I hadn’t. And when I checked I almost wished I had remained in that ignorance.

The following weeks were a painful blur for me: Staring at my computer screen in disbelief; telling people with increasing numbness that yes, I had friends in the tsunami-hit area, but no, I hadn’t been able to make contact with them all yet; crying with relief as I slowly did hear from those I knew in Japan; wrestling through confusion and anger at the mixed reports on Japanese and Western TV stations; wishing I could do something, anything, to help.

And then visiting Japan and going back to staring in broken disbelief.

tsunami hit area

So many memories etched forever onto my heart. . . .

Among them are the government broadcasts that were run the whole time I was in Japan. All day, every day.

They were very basic. Japanese celebrities giving short speeches. In different ways they extolled the virtues of the Japanese nation and gave assurance that Japan would overcome this disaster.

But the tagline was always the same,

“I believe in the power of Japan.”

I was talking about this with a friend the other day. He made the astute comment that countries where there is a strong patriotic spirit have a tendency to downplay national problems or cultural weaknesses. The stuff they can’t clean up, they cover up.

I thought about this––whether it was true for Japan. I’m sad to say I think it is.

From the refusal to acknowledge responsibility for historical moral failings like the “Nanking incident,” to the denial that anyone in Japan has a problem with alcohol or gambling.

And then yesterday I read this article about the ongoing “clean-up” of the tsunami-hit areas.

The problem it seems is that many people in Japan––those not directly affected by the disaster––would be content with a cover up, rather than a clean up. People feel that their emotional needs are being overlooked in favor of the financial opportunities for the construction industry and the political gains to be had.

I had intended, therefore, to write a post about the failure of the Japanese government to provide the necessary care for the ongoing victims of the tsunami. Maybe if I added my voice to the shouts of protest it would work towards making a difference.

But like so many of my plans, Jesus came along and screwed that idea right up.

See, this month I am reading through Luke’s account of Jesus’ life. And two days ago I reached the point where he rebukes the religious leaders of his day for their hypocrisy,

 “You clean the outside of the cup and bowl, but inside you are full of greed and wickedness.”

It was a reminder that the tendency to cover up rather than clean up is not an especially Japanese trait––It’s a human one.

For me, at least, I have to confess this is the case. I wish I could point the blame at the Japanese government. Or anyone, for that matter.

It seems to me that’s the natural reaction to any such disaster. We want to find those who are responsible and criticize them for their failures. It’s understandable. But it’s also hypocritical.

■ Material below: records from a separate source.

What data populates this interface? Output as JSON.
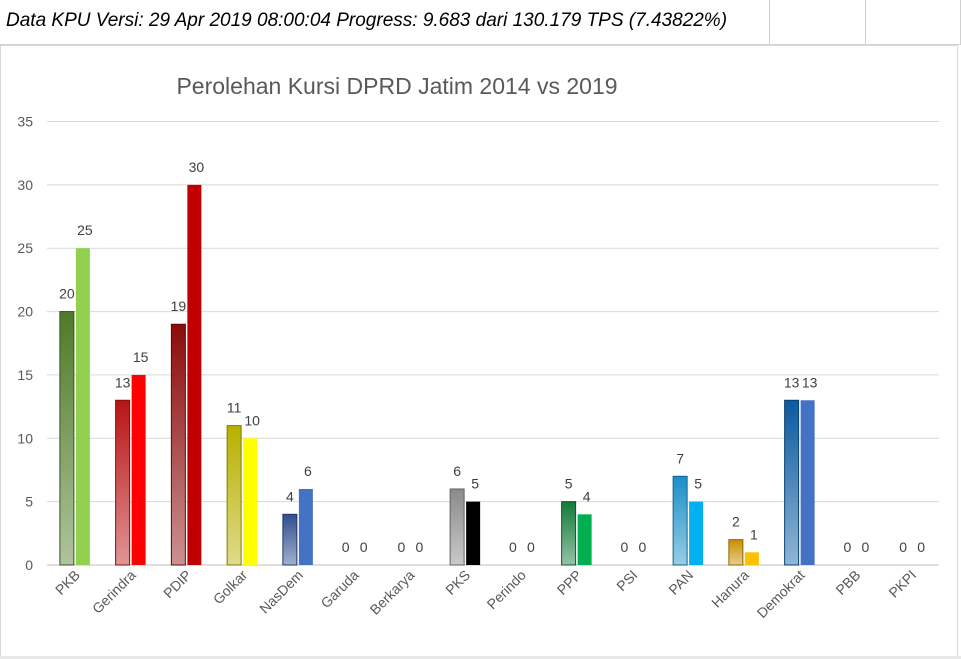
{
  "header": {
    "progress_text": "Data KPU Versi: 29 Apr 2019 08:00:04 Progress: 9.683 dari 130.179 TPS (7.43822%)"
  },
  "chart_data": {
    "type": "bar",
    "title": "Perolehan Kursi DPRD Jatim 2014 vs 2019",
    "xlabel": "",
    "ylabel": "",
    "ylim": [
      0,
      35
    ],
    "yticks": [
      0,
      5,
      10,
      15,
      20,
      25,
      30,
      35
    ],
    "grid": true,
    "legend": "none",
    "categories": [
      "PKB",
      "Gerindra",
      "PDIP",
      "Golkar",
      "NasDem",
      "Garuda",
      "Berkarya",
      "PKS",
      "Perindo",
      "PPP",
      "PSI",
      "PAN",
      "Hanura",
      "Demokrat",
      "PBB",
      "PKPI"
    ],
    "series": [
      {
        "values": [
          20,
          13,
          19,
          11,
          4,
          0,
          0,
          6,
          0,
          5,
          0,
          7,
          2,
          13,
          0,
          0
        ]
      },
      {
        "values": [
          25,
          15,
          30,
          10,
          6,
          0,
          0,
          5,
          0,
          4,
          0,
          5,
          1,
          13,
          0,
          0
        ]
      }
    ],
    "colors": {
      "2014": [
        "#4f7a28",
        "#b81414",
        "#8c0a0a",
        "#b8b000",
        "#2f4f8f",
        "#999999",
        "#999999",
        "#8a8a8a",
        "#999999",
        "#127a3a",
        "#999999",
        "#1a8fc7",
        "#c98f00",
        "#0b5aa0",
        "#999999",
        "#999999"
      ],
      "2019": [
        "#92d050",
        "#ff0000",
        "#c00000",
        "#ffff00",
        "#4472c4",
        "#999999",
        "#999999",
        "#000000",
        "#999999",
        "#00b050",
        "#999999",
        "#00b0f0",
        "#ffc000",
        "#4472c4",
        "#999999",
        "#999999"
      ]
    }
  }
}
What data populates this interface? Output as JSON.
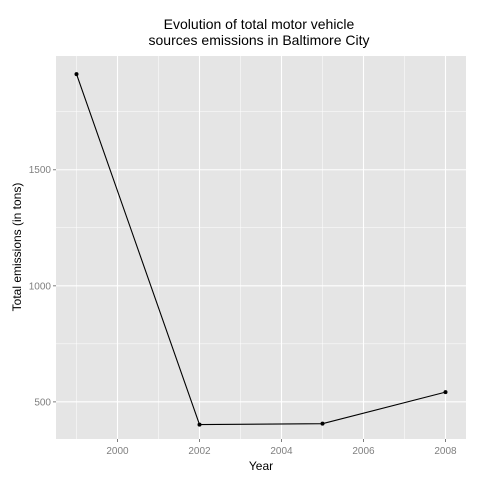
{
  "chart_data": {
    "type": "line",
    "title_lines": [
      "Evolution of total motor vehicle",
      "sources emissions in Baltimore City"
    ],
    "xlabel": "Year",
    "ylabel": "Total emissions (in tons)",
    "x": [
      1999,
      2002,
      2005,
      2008
    ],
    "y": [
      1912,
      402,
      406,
      542
    ],
    "xlim": [
      1998.5,
      2008.5
    ],
    "ylim": [
      340,
      1990
    ],
    "xticks": [
      2000,
      2002,
      2004,
      2006,
      2008
    ],
    "xticks_minor": [
      1999,
      2001,
      2003,
      2005,
      2007
    ],
    "yticks": [
      500,
      1000,
      1500
    ],
    "yticks_minor": [
      750,
      1250,
      1750
    ],
    "grid": true,
    "colors": {
      "panel": "#e5e5e5",
      "grid": "#ffffff",
      "line": "#000000",
      "point": "#000000"
    }
  }
}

Because the truth is that I don’t like to own up to my past failings, and I don’t like to acknowledge my ongoing faults. I re-name my sins. Call them “quirks” or rely on the fact that “I’m not as bad as them.”

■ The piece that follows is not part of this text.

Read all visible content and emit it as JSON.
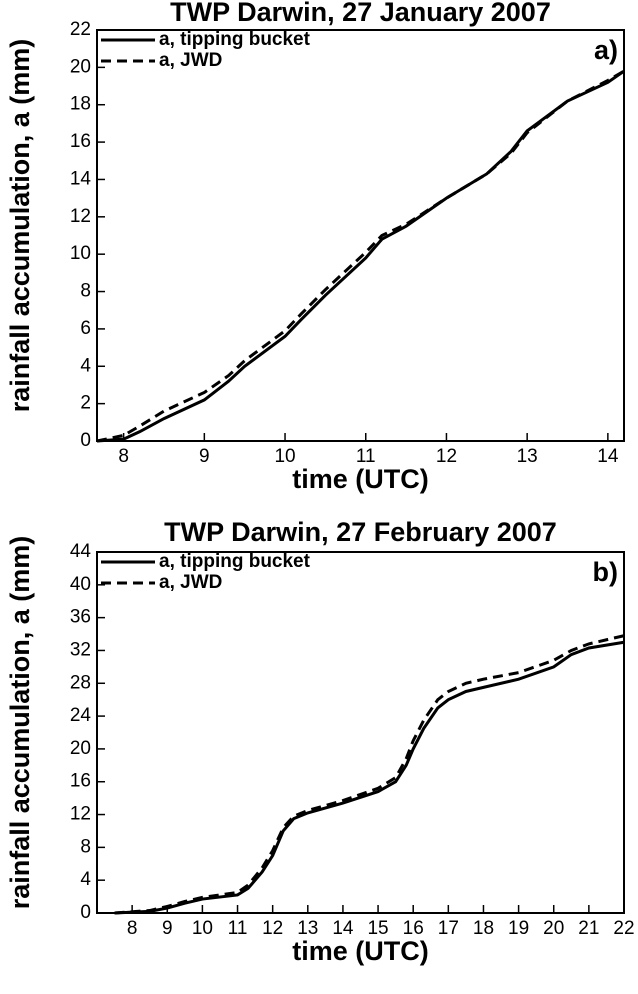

So rather than bemoaning how the Japanese government lied about the extent of the nuclear disaster, or criticizing the Japanese culture for being overly patriotic, I’m going to use this anniversary of the tsunami as an opportunity to recognize my own tendency to cover up, rather than clean up––that is, my own need for a saviour to clean me up.

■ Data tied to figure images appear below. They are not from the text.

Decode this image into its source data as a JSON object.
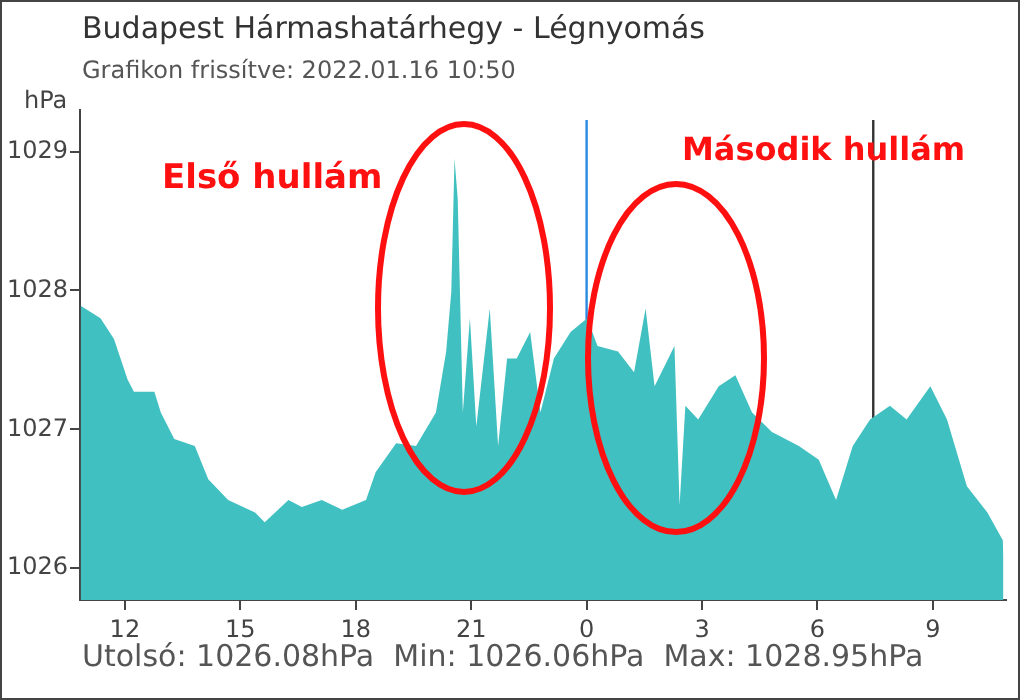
{
  "chart_data": {
    "type": "area",
    "title": "Budapest Hármashatárhegy - Légnyomás",
    "subtitle": "Grafikon frissítve: 2022.01.16 10:50",
    "ylabel": "hPa",
    "annotations": [
      "Első hullám",
      "Második hullám",
      "Utolsó: 1026.08hPa  Min: 1026.06hPa  Max: 1028.95hPa"
    ],
    "x": [
      "2022-01-15T10:51",
      "2022-01-15T11:22",
      "2022-01-15T11:43",
      "2022-01-15T12:04",
      "2022-01-15T12:14",
      "2022-01-15T12:46",
      "2022-01-15T12:56",
      "2022-01-15T13:17",
      "2022-01-15T13:49",
      "2022-01-15T14:10",
      "2022-01-15T14:41",
      "2022-01-15T15:23",
      "2022-01-15T15:38",
      "2022-01-15T16:15",
      "2022-01-15T16:36",
      "2022-01-15T17:07",
      "2022-01-15T17:39",
      "2022-01-15T18:16",
      "2022-01-15T18:31",
      "2022-01-15T19:03",
      "2022-01-15T19:34",
      "2022-01-15T20:05",
      "2022-01-15T20:21",
      "2022-01-15T20:29",
      "2022-01-15T20:34",
      "2022-01-15T20:39",
      "2022-01-15T20:47",
      "2022-01-15T20:58",
      "2022-01-15T21:08",
      "2022-01-15T21:29",
      "2022-01-15T21:42",
      "2022-01-15T21:56",
      "2022-01-15T22:11",
      "2022-01-15T22:32",
      "2022-01-15T22:48",
      "2022-01-15T23:09",
      "2022-01-15T23:35",
      "2022-01-16T00:01",
      "2022-01-16T00:17",
      "2022-01-16T00:49",
      "2022-01-16T01:14",
      "2022-01-16T01:32",
      "2022-01-16T01:46",
      "2022-01-16T02:02",
      "2022-01-16T02:17",
      "2022-01-16T02:25",
      "2022-01-16T02:34",
      "2022-01-16T02:54",
      "2022-01-16T03:26",
      "2022-01-16T03:52",
      "2022-01-16T04:18",
      "2022-01-16T04:49",
      "2022-01-16T05:31",
      "2022-01-16T06:02",
      "2022-01-16T06:29",
      "2022-01-16T06:55",
      "2022-01-16T07:22",
      "2022-01-16T07:53",
      "2022-01-16T08:19",
      "2022-01-16T08:56",
      "2022-01-16T09:22",
      "2022-01-16T09:53",
      "2022-01-16T10:25",
      "2022-01-16T10:49",
      "2022-01-16T10:50"
    ],
    "series": [
      {
        "color": "#40c0c0",
        "values": [
          1027.89,
          1027.8,
          1027.65,
          1027.36,
          1027.27,
          1027.27,
          1027.12,
          1026.93,
          1026.88,
          1026.64,
          1026.49,
          1026.4,
          1026.33,
          1026.49,
          1026.44,
          1026.49,
          1026.42,
          1026.49,
          1026.69,
          1026.9,
          1026.88,
          1027.12,
          1027.56,
          1027.99,
          1028.95,
          1028.66,
          1027.12,
          1027.8,
          1027.02,
          1027.87,
          1026.88,
          1027.51,
          1027.51,
          1027.7,
          1027.12,
          1027.51,
          1027.7,
          1027.8,
          1027.6,
          1027.56,
          1027.41,
          1027.87,
          1027.31,
          1027.46,
          1027.6,
          1026.45,
          1027.17,
          1027.07,
          1027.31,
          1027.39,
          1027.12,
          1026.98,
          1026.88,
          1026.78,
          1026.49,
          1026.88,
          1027.07,
          1027.17,
          1027.07,
          1027.31,
          1027.07,
          1026.59,
          1026.4,
          1026.2,
          1026.08
        ]
      }
    ],
    "xlim": [
      "2022-01-15T10:50",
      "2022-01-16T10:54"
    ],
    "ylim": [
      1025.77,
      1029.3
    ],
    "xticks": [
      {
        "value": "2022-01-15T12:00",
        "label": "12"
      },
      {
        "value": "2022-01-15T15:00",
        "label": "15"
      },
      {
        "value": "2022-01-15T18:00",
        "label": "18"
      },
      {
        "value": "2022-01-15T21:00",
        "label": "21"
      },
      {
        "value": "2022-01-16T00:00",
        "label": "0"
      },
      {
        "value": "2022-01-16T03:00",
        "label": "3"
      },
      {
        "value": "2022-01-16T06:00",
        "label": "6"
      },
      {
        "value": "2022-01-16T09:00",
        "label": "9"
      }
    ],
    "yticks": [
      1026,
      1027,
      1028,
      1029
    ],
    "ref_lines": [
      {
        "axis": "x",
        "value": "2022-01-16T00:00",
        "color": "#2a8ae0"
      },
      {
        "axis": "x",
        "value": "2022-01-16T07:27",
        "color": "#333333"
      }
    ],
    "legend": false
  }
}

Because when it comes down to it, I’m just a guy who has been called to follow Jesus. And I want to go to Japan to call others to do likewise. He is the one who cleans up lives. Not me. I’m in no place to criticize people for failed clean-up efforts. My own efforts at cleaning up my life have tended to just create more mess.

Now of course there is a place to call for proper care for those who need it. Injustice and suffering should not be overlooked. When I get to Japan I will seek to help with the recovery of the tsunami as much as I can. And if I can think of a way to call the Japanese government into line on this I’ll do it.

But not as someone who has it all together. No, I will go to Japan as one who has been, and is being, cleaned up by the undeserved kindness of God in Jesus Christ.